Манфред медленно поднял молот и замешкался. Он повернулся и посмотрел на свирепого старика.

– Бей быстрей! – ревел дядя Тромп. – Немедленно!

И Манфред занес молот таким же гибким, плавным движением, каким рубил дрова, и выдохнул от усилия, когда молот ударил о наковальню.

Манфред медленно поднял молот. Алмаз превратился в белый порошок, тоньше сахара, но в каждом миниатюрном кристалле оставались огонь и красота, когда эти кристаллы ловили и усиливали огонь свечи; дядя Тромп ладонью смахнул с наковальни алмазную пыль, и та многоцветным радужным облаком опустилась на земляной пол.

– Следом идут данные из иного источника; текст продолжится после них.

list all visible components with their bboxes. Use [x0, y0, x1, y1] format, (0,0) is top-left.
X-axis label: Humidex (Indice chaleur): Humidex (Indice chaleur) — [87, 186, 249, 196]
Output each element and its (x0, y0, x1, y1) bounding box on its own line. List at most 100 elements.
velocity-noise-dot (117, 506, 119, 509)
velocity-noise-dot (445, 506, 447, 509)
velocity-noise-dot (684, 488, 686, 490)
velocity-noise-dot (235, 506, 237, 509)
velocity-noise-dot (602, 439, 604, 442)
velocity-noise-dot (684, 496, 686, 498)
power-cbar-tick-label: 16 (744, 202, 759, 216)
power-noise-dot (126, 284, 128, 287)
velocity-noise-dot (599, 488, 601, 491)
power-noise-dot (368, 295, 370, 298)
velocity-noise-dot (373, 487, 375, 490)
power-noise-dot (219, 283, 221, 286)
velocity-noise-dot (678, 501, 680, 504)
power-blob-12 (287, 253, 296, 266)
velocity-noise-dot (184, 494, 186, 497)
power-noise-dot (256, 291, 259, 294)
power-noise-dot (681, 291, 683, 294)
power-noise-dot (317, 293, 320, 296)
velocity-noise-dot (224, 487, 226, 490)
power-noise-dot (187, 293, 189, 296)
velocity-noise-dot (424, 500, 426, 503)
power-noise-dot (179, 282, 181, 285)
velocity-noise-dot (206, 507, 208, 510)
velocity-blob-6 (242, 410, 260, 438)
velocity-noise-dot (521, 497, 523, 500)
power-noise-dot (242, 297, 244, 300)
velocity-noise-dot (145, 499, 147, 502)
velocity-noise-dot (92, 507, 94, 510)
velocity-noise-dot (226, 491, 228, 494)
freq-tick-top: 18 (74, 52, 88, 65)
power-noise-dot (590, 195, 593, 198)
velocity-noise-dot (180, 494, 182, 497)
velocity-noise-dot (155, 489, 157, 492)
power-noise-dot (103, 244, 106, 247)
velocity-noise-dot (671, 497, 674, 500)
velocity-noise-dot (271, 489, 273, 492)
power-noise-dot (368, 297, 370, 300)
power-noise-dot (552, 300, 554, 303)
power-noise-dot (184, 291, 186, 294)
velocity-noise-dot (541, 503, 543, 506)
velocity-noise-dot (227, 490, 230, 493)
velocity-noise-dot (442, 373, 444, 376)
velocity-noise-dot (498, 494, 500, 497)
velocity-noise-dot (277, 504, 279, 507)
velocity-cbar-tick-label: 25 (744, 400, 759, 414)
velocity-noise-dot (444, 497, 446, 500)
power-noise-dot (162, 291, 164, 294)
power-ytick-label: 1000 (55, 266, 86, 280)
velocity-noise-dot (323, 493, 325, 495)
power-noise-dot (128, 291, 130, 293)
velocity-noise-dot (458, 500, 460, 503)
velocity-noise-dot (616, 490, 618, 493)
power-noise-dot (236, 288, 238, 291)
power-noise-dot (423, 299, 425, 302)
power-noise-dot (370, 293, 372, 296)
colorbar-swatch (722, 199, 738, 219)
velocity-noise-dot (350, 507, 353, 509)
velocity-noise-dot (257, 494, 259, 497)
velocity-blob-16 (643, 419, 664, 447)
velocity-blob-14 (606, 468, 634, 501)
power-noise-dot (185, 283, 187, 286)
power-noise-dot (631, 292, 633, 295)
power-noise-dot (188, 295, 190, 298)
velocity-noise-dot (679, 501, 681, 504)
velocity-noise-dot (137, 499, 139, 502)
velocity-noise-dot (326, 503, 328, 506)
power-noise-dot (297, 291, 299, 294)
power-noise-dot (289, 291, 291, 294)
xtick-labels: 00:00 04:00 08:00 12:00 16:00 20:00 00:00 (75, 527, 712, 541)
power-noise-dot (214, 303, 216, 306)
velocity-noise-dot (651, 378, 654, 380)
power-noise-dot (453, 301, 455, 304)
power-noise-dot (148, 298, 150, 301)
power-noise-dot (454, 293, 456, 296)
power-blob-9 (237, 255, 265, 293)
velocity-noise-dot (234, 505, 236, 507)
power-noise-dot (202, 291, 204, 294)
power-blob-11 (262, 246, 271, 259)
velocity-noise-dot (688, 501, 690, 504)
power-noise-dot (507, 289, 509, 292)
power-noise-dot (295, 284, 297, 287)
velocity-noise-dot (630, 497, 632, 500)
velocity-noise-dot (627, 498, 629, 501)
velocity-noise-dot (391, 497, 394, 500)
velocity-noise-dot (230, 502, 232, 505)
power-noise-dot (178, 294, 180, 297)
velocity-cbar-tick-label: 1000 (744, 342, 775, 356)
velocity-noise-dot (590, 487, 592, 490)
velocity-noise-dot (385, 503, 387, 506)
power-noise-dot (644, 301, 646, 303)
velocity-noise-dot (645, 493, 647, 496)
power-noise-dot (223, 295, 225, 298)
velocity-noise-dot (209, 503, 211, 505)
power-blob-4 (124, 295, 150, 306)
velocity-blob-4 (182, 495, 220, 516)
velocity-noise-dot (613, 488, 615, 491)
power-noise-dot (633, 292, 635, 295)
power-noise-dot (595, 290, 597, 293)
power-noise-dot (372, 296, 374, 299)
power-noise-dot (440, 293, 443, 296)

Дядя Тромп положил на наковальню другой огненный камень – целое состояние, столько человек может скопить за десять лет непрерывного труда, – и отступил.

– Бей! – крикнул он. Молот свистнул в воздухе, и наковальня зазвенела, как большой гонг. Драгоценную пыль смахнули, и на ее место лег новый камень.

– Бей! – ревел Труба Господня, и Манфред работал молотом, крякая от усилий и всхлипывая при каждом ударе, пока наконец дядя Тромп не воскликнул:

– Хвала Господу, да славится имя Его. Готово!

Он упал на колени, потащив за собой Манфреда. Они склонились у наковальни, как у алтаря, и белая алмазная пыль покрыла их колени, когда они молились.

– О Господи Иисусе, взгляни милосердно на это раскаяние. Ты, который отдал Свою жизнь за наше спасение, прости Твоего юного слугу, чье детское невежество довело его до ужасного греха.

Было уже за полночь и свеча догорала в лужице воска, когда дядя Тромп встал с колен и поднял Манфреда.

– Ложись спать, йонг. Мы сделали все что могли для спасения твоей души.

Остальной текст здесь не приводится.